According to Hays, NSW remains Australia’s largest market, with the highest average loans: $800,642 for owner-occupiers, up 6 per cent, and $840,938 for investors, up 5 per cent.

Loan growth is concentrated on the investor side, climbing 12 per cent to 58,948, six times faster than owner-occupier lending, while loans for existing homes rose 14 per cent, broadly matching national trends.

“NSW continues to offer strong fundamentals for property investment.

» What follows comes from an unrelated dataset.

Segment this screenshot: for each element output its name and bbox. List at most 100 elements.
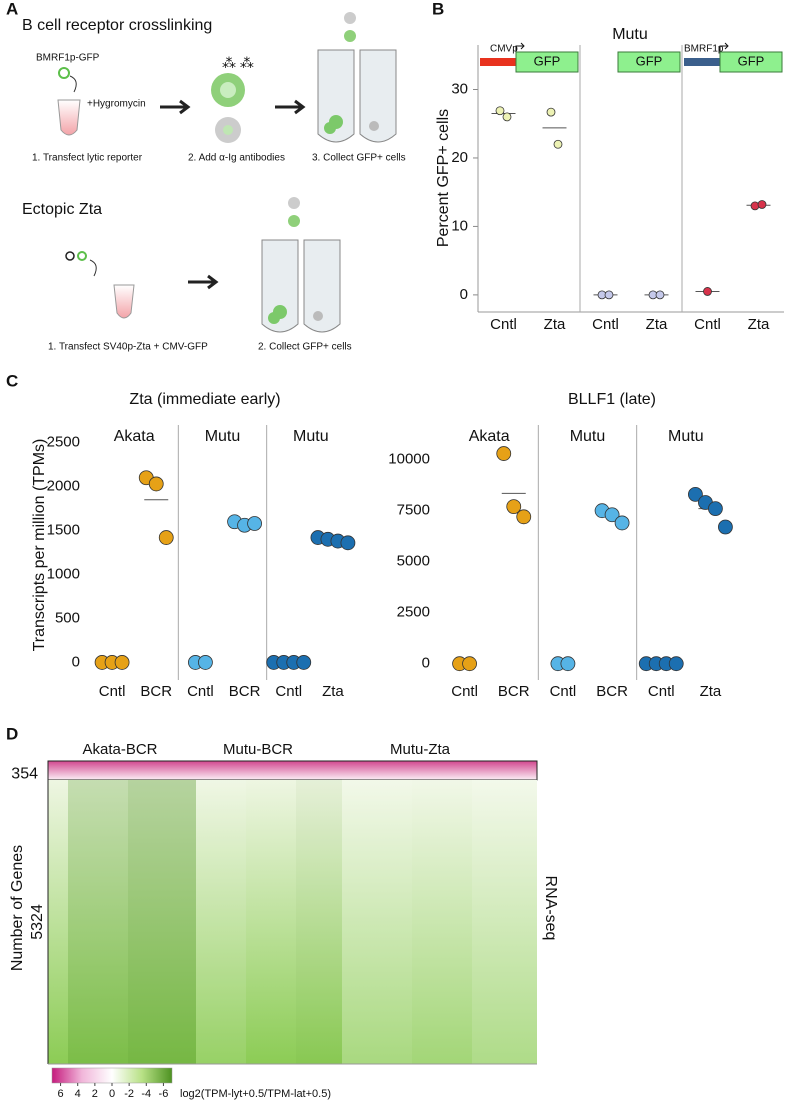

Investors who can still meet market prices continue to buy in the state, tightening supply for first home buyers and keeping upward pressure on prices even as home buyer demand stays soft,” she said.

Simultaneously, South Australia drove the nation’s construction lending with new-dwelling and construction loans rising at 25 per cent and 17 per cent, respectively.

South Australian owner-occupier loans rising 4 per cent to 21,736, new-dwelling lending surging 54 per cent, while investor lending grew 16 per cent to 14,111 loans.

The state also posted the second-largest increase in owner-occupier loan size, up 13 per cent to $581,717.

At the other side of the country, Hays said the West Australian market has been cooling down, with home buyer lending flat and investor lending up a subdued 10 per cent.

Yet, Western Australia recorded the highest refinancing growth, with owner-occupier and investor refinancing up 9 and 26 per cent, respectively.

The state also ranked second in the nation for investor land loan growth at 23 per cent and new-dwelling loan growth at 14 per cent.

“WA is a market that’s cooling and consolidating. Home owners are choosing to improve their properties and optimise their mortgages, while some investors are still taking on new debt and chasing price growth while they can,” Hays said.